According to JLL, the total supply of new warehouse space fell by almost 1 million square metres last year (to 1.94 million sq m) as higher costs weighed on construction. Despite completions remaining above the 10-year average, there is still a growing level of undersupply across the major industrial precincts around the country.
Melbourne’s south-east, Sydney’s outer south-west and inner west and Brisbane’s southern market are expected to be the areas that see the largest uptick. Two million sq m of new warehouse space is under construction this year and a further 700,000 sq m of facilities have been approved. Meanwhile, next year’s total development pipeline is currently at 4.7 million sq m – of which 500,000 sq m is already under construction and the remainder is either approved or awaiting approval.
JLL’s Head of Strategic Research for Australia, Annabel McFarlane, said supply levels are rising from a low level. “The thing that everyone is talking about is whether we are going to end up with an overshoot of supply,” Ms McFarlane said.
Last year’s slowdown in warehouse completions came as demand weakened by 26 per cent compared to 2022. Ms McFarlane said occupiers were getting organised and pre-committing ahead of time. “They now have confidence because it goes both ways with the stabilisation of the cash rate,” she said.
“Businesses can also make decisions based on that, and we’re seeing much more of that at the start of this year.” Ms McFarlane said demand had accelerated with sites under construction carrying healthy levels of pre-commitment, which would keep the risk of higher vacancy in check. “Developers are likely to postpone construction starts in these markets until an occupier is secured,” she said.
Other factors that will help drive a strong pick-up in demand and flow through to a higher level of industrial completions include strong population growth, increasing e-commerce demand, limited space availability and strong rental growth.
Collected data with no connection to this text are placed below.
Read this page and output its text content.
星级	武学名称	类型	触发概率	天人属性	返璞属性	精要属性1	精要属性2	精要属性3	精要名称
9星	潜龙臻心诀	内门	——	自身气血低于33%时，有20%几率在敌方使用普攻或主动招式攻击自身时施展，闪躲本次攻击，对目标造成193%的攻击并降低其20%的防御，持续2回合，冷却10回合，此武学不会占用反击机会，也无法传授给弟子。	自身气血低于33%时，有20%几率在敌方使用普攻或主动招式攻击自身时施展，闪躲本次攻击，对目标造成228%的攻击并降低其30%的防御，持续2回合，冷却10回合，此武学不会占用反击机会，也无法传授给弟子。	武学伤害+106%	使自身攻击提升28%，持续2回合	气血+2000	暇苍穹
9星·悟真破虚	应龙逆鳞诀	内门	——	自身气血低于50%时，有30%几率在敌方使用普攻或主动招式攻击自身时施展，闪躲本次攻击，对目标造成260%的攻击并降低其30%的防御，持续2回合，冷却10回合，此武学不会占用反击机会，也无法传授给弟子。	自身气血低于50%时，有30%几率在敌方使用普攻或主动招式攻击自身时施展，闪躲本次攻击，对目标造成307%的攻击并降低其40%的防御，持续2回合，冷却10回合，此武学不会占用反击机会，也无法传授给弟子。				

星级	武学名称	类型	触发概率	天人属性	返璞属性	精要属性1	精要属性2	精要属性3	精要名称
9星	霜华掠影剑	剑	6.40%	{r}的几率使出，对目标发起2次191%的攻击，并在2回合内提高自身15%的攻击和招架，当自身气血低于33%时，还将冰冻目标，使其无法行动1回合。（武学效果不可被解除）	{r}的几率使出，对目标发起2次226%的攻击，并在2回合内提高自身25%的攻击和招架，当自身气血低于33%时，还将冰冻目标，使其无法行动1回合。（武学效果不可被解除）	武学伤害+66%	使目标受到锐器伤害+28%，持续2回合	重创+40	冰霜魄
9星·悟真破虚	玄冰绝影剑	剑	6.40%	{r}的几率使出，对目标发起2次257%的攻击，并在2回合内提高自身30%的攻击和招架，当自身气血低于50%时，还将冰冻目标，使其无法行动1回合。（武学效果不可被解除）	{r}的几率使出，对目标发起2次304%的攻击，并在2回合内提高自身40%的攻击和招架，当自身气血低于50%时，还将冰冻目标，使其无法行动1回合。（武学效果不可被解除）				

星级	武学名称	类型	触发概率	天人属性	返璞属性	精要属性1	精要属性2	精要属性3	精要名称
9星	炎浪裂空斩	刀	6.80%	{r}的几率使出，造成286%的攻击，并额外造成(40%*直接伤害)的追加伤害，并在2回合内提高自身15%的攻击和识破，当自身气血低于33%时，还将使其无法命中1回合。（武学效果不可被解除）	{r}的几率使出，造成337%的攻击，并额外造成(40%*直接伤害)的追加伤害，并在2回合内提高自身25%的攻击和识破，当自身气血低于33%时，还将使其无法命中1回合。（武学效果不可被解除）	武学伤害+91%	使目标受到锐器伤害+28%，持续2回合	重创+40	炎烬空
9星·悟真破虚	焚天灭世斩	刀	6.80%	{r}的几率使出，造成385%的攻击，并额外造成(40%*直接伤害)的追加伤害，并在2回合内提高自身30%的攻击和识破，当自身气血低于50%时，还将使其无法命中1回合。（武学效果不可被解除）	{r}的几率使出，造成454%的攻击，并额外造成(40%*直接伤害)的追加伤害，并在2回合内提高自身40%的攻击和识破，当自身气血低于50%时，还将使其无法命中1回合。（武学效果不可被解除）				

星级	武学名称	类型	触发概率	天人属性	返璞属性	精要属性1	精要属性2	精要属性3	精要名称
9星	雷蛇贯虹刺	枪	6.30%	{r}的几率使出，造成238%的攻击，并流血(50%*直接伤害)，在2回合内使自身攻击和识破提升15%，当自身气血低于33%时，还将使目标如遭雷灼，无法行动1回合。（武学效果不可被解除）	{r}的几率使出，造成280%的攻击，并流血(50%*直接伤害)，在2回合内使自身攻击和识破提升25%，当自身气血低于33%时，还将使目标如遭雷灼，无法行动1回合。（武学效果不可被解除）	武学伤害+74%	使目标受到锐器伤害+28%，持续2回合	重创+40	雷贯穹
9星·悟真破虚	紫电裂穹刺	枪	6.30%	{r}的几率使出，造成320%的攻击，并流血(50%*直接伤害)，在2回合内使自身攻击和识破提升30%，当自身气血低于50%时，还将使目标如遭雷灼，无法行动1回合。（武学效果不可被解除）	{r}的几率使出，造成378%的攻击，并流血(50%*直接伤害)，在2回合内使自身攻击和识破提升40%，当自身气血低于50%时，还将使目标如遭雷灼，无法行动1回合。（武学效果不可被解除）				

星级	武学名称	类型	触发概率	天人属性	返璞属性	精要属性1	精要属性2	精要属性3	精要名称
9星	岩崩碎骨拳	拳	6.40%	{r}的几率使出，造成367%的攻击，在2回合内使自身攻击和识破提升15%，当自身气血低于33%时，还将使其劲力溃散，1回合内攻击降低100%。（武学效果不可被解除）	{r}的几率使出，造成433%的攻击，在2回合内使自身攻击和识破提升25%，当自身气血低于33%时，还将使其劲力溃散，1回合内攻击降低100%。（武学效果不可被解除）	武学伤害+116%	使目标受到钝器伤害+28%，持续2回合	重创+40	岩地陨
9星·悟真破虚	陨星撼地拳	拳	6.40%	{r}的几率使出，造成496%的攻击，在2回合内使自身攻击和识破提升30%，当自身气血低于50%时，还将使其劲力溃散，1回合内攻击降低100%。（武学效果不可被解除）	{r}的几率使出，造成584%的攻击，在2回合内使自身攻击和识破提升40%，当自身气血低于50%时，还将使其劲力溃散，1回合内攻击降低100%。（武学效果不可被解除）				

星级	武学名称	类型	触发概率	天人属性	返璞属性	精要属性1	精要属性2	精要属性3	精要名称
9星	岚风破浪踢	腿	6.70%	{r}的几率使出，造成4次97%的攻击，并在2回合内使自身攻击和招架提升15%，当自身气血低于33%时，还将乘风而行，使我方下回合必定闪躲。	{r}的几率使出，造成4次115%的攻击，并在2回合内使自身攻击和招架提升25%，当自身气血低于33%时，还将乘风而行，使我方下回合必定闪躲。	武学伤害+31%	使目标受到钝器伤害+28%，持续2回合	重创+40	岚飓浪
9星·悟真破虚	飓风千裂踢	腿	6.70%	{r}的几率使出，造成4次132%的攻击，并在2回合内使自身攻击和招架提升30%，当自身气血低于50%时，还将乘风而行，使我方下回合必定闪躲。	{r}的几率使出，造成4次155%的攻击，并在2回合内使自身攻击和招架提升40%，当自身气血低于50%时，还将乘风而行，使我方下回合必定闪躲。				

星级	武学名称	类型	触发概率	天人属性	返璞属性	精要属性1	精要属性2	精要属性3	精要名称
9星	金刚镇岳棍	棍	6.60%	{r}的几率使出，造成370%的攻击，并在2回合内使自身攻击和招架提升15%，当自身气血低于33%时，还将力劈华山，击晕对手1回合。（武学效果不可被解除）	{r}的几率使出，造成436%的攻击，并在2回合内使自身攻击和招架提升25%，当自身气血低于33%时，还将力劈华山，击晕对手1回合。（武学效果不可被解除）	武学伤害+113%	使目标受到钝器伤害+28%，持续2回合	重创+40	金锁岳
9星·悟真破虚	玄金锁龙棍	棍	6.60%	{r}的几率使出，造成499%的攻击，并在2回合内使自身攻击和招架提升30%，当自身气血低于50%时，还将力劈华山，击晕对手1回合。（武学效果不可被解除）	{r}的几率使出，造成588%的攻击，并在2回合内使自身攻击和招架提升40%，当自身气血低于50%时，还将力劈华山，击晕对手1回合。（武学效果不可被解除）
JLL’s head of logistics and industrial in Australia, Peter Blade, said the economic outlook is positive for industrial. “On the positive side for occupiers, a more neutral economic outlook in 2024 is giving confidence to many groups that were delaying decisions on space requirements as rents accelerated,” Mr Blade said.
“Strong rental growth is likely to give way to more moderate rental growth throughout the year… At the same time, we are likely to see divergence in performance between prime and secondary-grade assets and increasing focus on sustainability features in buildings,” Mr Blade said.